Saturday 11 February 2012

Types Of Breathing Exercises |

Types of Breathing Exercises Photo Credit Take your breath image by Christophe Schmid from Fotolia.com

There are many types of breathing exercises. Because breathing is an automatic action, attention to exercising the respiratory muscles is often not a focus for fitness. Different types of breathing exercises will tone your internal capacity to breathe deeper, ease tension and improve the strength of your overall body wellness.

Ujjayi Breathing

Ujjayi breathing is a technique that engages the abdominal muscles. You breathe in through your nose and out through your nose, narrow the throat passage or glottis so the airway is tighter, and create a rushing sound that mimics the sound of the ocean. The body benefits because it increases your intake of oxygen, slows the breath, helps build energy and maintains an increased pressure in the abdomen area to support the spine.

Skull Brightener Breath

Skull brightener breath is a pranayama technique that purifies the nasal passages and lungs by contracting and releasing the lower belly to pump powerful cleansing breaths throughout the body. Pranayama is the regulation of breath, and the practice is to control the vital energy that is within each breath. Practicing the skull brightener breath breathing exercise massages the organs and rejuvenates the body with new blood, fluids and oxygen.
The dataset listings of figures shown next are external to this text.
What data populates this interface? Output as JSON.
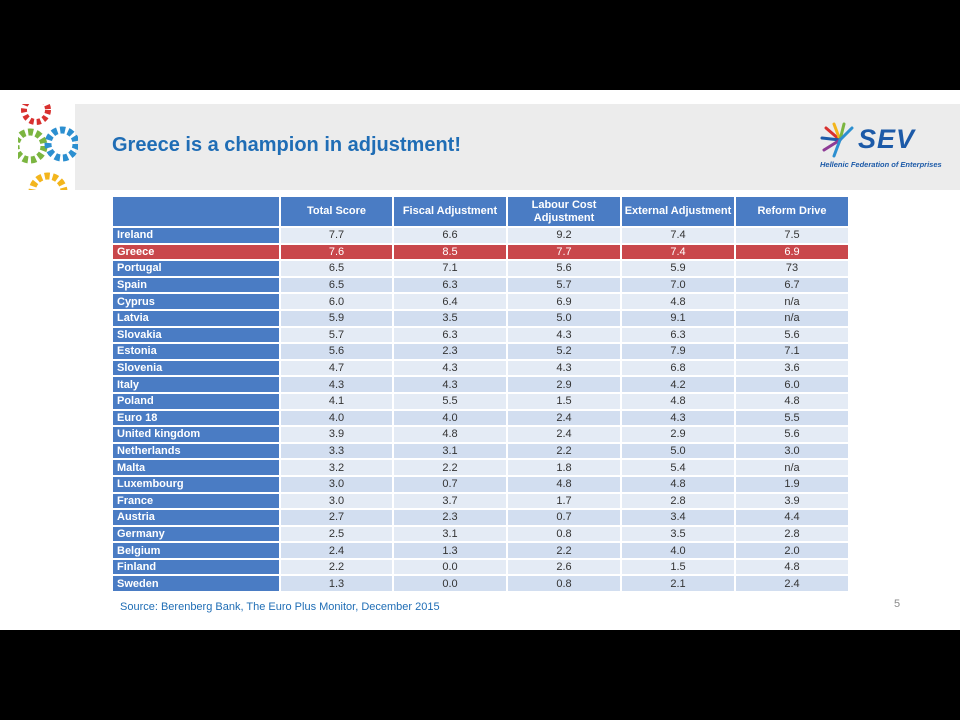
{
  "slide": {
    "title": "Greece is a champion in adjustment!",
    "logo_text": "SEV",
    "logo_subtitle": "Hellenic Federation of Enterprises",
    "source": "Source: Berenberg Bank, The Euro Plus Monitor, December 2015",
    "page_number": "5",
    "colors": {
      "header_blue": "#4a7cc4",
      "highlight_red": "#c9474b",
      "cell_light": "#e4ebf5",
      "title_blue": "#1f6db5"
    }
  },
  "table": {
    "headers": [
      "",
      "Total Score",
      "Fiscal Adjustment",
      "Labour Cost Adjustment",
      "External Adjustment",
      "Reform Drive"
    ],
    "rows": [
      [
        "Ireland",
        "7.7",
        "6.6",
        "9.2",
        "7.4",
        "7.5"
      ],
      [
        "Greece",
        "7.6",
        "8.5",
        "7.7",
        "7.4",
        "6.9"
      ],
      [
        "Portugal",
        "6.5",
        "7.1",
        "5.6",
        "5.9",
        "73"
      ],
      [
        "Spain",
        "6.5",
        "6.3",
        "5.7",
        "7.0",
        "6.7"
      ],
      [
        "Cyprus",
        "6.0",
        "6.4",
        "6.9",
        "4.8",
        "n/a"
      ],
      [
        "Latvia",
        "5.9",
        "3.5",
        "5.0",
        "9.1",
        "n/a"
      ],
      [
        "Slovakia",
        "5.7",
        "6.3",
        "4.3",
        "6.3",
        "5.6"
      ],
      [
        "Estonia",
        "5.6",
        "2.3",
        "5.2",
        "7.9",
        "7.1"
      ],
      [
        "Slovenia",
        "4.7",
        "4.3",
        "4.3",
        "6.8",
        "3.6"
      ],
      [
        "Italy",
        "4.3",
        "4.3",
        "2.9",
        "4.2",
        "6.0"
      ],
      [
        "Poland",
        "4.1",
        "5.5",
        "1.5",
        "4.8",
        "4.8"
      ],
      [
        "Euro 18",
        "4.0",
        "4.0",
        "2.4",
        "4.3",
        "5.5"
      ],
      [
        "United kingdom",
        "3.9",
        "4.8",
        "2.4",
        "2.9",
        "5.6"
      ],
      [
        "Netherlands",
        "3.3",
        "3.1",
        "2.2",
        "5.0",
        "3.0"
      ],
      [
        "Malta",
        "3.2",
        "2.2",
        "1.8",
        "5.4",
        "n/a"
      ],
      [
        "Luxembourg",
        "3.0",
        "0.7",
        "4.8",
        "4.8",
        "1.9"
      ],
      [
        "France",
        "3.0",
        "3.7",
        "1.7",
        "2.8",
        "3.9"
      ],
      [
        "Austria",
        "2.7",
        "2.3",
        "0.7",
        "3.4",
        "4.4"
      ],
      [
        "Germany",
        "2.5",
        "3.1",
        "0.8",
        "3.5",
        "2.8"
      ],
      [
        "Belgium",
        "2.4",
        "1.3",
        "2.2",
        "4.0",
        "2.0"
      ],
      [
        "Finland",
        "2.2",
        "0.0",
        "2.6",
        "1.5",
        "4.8"
      ],
      [
        "Sweden",
        "1.3",
        "0.0",
        "0.8",
        "2.1",
        "2.4"
      ]
    ],
    "highlight_row": "Greece"
  }
}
Alternate Nostril Breathing

Clearing the channels of circulation is an internal breathing exercise that reduces mental tension linked to anxiety and insomnia. Another pranayama technique, the breathing exercise is also known as alternate nostril breathing. Alternate nostril breathing balances the body and mind and calms the nervous system by switching the inhalation and exhalation through the nostrils one at a time. The breathing exercise lowers your heart rate and, according to the Yoga Journal website, is said to synchronize the right and left halves of the brain.

Lion's Breath

Lion pose is a breathing exercise where, on the exhale, you open your mouth wide, extend your tongue outward, stretch the tongue tip toward the chin and make the sound "ha," like a lion's roar. It is also a basic jaw stretch that eases tension in the face. It tones the platysma muscle that controls the front of the throat, works the corners of the mouth down and tightens throat skin.

Upside Down Breathing

Gravity helps make it easier to fully exhale when the body is upside down. When you are upright, gravity works against the diaphragm's full ascension. Legs-up-the-wall pose is a basic yoga inversion that deepens the respiratory rhythm and opens the spine, chest and diaphragm. Inversion exercises strengthen the diaphragm and abdominal muscles, slow the heart rate and decrease your blood pressure--all making the body relaxed to breathe fully.